LOS ANGELES – Forget fingerprint dusting. Crime-scene drama fans might soon see a new forensic technique debut on their favorite TV series: hand-germ testing.
According to a study published online Monday, bacteria that live on a person’s hands could one day accurately identify that individual. This could come in handy to track down a criminal who has worn gloves, removed prints and other personal physical evidence, or touched surfaces such as fabric where a fingerprint wouldn’t show up, the researchers said.
The concept, outlined in a paper in the Proceedings of the National Academy of Sciences, relies upon the fact that human beings leave a trail of bacteria on objects they touch and that the mix of microbes on each person’s hand is highly individualized.

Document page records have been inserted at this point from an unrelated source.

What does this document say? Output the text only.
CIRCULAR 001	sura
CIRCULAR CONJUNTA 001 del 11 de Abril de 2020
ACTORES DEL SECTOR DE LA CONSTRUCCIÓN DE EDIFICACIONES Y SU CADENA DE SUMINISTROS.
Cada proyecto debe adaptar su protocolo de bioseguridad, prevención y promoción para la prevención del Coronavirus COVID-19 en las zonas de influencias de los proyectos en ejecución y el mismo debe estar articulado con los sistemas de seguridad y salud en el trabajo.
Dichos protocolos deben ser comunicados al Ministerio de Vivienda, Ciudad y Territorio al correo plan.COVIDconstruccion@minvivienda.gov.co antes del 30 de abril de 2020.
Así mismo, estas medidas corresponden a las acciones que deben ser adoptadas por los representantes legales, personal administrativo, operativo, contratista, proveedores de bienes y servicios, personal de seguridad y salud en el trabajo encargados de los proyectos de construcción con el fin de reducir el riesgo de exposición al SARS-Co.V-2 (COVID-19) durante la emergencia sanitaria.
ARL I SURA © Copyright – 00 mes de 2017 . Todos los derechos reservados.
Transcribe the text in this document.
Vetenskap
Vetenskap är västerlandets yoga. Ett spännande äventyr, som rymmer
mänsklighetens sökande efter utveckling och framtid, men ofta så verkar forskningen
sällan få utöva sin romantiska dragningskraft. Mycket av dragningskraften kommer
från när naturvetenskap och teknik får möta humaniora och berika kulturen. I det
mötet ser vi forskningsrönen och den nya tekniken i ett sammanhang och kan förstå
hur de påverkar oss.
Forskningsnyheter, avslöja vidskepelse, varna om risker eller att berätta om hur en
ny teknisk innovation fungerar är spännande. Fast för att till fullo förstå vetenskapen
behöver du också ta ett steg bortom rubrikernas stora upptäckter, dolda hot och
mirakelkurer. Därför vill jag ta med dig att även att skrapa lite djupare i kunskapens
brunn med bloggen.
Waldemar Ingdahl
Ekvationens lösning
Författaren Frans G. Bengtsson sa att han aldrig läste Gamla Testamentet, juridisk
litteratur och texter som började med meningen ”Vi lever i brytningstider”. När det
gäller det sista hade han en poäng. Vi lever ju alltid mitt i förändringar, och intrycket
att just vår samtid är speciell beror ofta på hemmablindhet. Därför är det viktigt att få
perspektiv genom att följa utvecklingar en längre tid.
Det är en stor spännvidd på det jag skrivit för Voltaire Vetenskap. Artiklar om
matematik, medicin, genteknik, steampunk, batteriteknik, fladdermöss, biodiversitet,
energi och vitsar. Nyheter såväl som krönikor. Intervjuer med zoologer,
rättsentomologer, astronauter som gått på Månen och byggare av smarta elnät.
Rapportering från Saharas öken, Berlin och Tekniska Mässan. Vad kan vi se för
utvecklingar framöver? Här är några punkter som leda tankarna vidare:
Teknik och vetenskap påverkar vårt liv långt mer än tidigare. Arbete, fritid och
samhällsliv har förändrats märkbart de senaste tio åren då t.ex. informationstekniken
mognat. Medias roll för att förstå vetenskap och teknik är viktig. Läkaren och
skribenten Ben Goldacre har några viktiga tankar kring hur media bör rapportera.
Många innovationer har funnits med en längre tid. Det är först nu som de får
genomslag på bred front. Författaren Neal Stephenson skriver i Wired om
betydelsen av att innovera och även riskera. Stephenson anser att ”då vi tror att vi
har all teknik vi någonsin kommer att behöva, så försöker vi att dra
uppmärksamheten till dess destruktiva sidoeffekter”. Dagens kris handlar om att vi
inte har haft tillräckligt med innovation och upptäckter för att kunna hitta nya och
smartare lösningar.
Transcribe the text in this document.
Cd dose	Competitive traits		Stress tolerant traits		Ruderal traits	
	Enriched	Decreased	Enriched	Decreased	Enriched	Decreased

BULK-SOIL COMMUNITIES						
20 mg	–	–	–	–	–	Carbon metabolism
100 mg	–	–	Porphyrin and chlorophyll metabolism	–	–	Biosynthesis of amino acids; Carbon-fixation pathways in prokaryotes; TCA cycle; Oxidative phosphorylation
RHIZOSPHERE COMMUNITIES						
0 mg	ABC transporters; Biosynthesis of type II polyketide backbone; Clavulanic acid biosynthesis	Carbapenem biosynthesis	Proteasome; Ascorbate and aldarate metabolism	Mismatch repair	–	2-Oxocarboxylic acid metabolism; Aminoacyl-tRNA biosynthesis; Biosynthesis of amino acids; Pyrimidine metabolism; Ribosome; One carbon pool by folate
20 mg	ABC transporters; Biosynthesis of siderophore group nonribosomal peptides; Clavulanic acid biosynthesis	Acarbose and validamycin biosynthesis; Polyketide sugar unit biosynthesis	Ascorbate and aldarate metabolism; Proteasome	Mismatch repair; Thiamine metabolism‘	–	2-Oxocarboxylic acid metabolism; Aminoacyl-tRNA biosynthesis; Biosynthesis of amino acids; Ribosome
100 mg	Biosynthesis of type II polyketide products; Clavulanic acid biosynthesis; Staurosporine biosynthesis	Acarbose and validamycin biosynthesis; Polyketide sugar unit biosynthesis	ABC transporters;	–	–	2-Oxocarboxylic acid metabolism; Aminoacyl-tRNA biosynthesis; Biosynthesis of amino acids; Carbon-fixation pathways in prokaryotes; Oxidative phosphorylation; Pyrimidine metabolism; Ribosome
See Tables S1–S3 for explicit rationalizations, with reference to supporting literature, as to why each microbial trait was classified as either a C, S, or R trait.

“There’s a rain forest of bacteria on your skin,” said lead author Noah Fierer, an assistant professor of ecology and evolutionary biology at the University of Colorado at Boulder. A human hand can contain on average about 100 different species of bacteria, he said, and only about 13 percent of that makeup is shared between any two people.
Fierer and colleagues compared the bacteria found on people’s computer mice to a database of bacteria collected from hands of 270 individuals. The bacterial colonies from the computer mice most closely matched that of the owner’s hands, the scientists found.
The technique was between 70 percent and 90 percent accurate overall, but this could be sharpened as technology becomes more sophisticated, Fierer said.
Other problems would have to be worked out as well. For example, if more than one person has touched an object, it isn’t yet possible to sort out their mixed-up bacterial signatures, said David A. Relman, a Stanford University professor who has studied the signatures left by gut and mouth bacteria. Also, he said, the distribution of bacterial species might change once the microbes have left the human hand, making the pattern less easy to link to a person.
“It’s intriguing because it suggests a new approach to forensics,” said Dr. Martin J. Blaser, chair of medicine at New York University, who wrote a commentary accompanying the report. However, he said, “This is not ready for prime time.”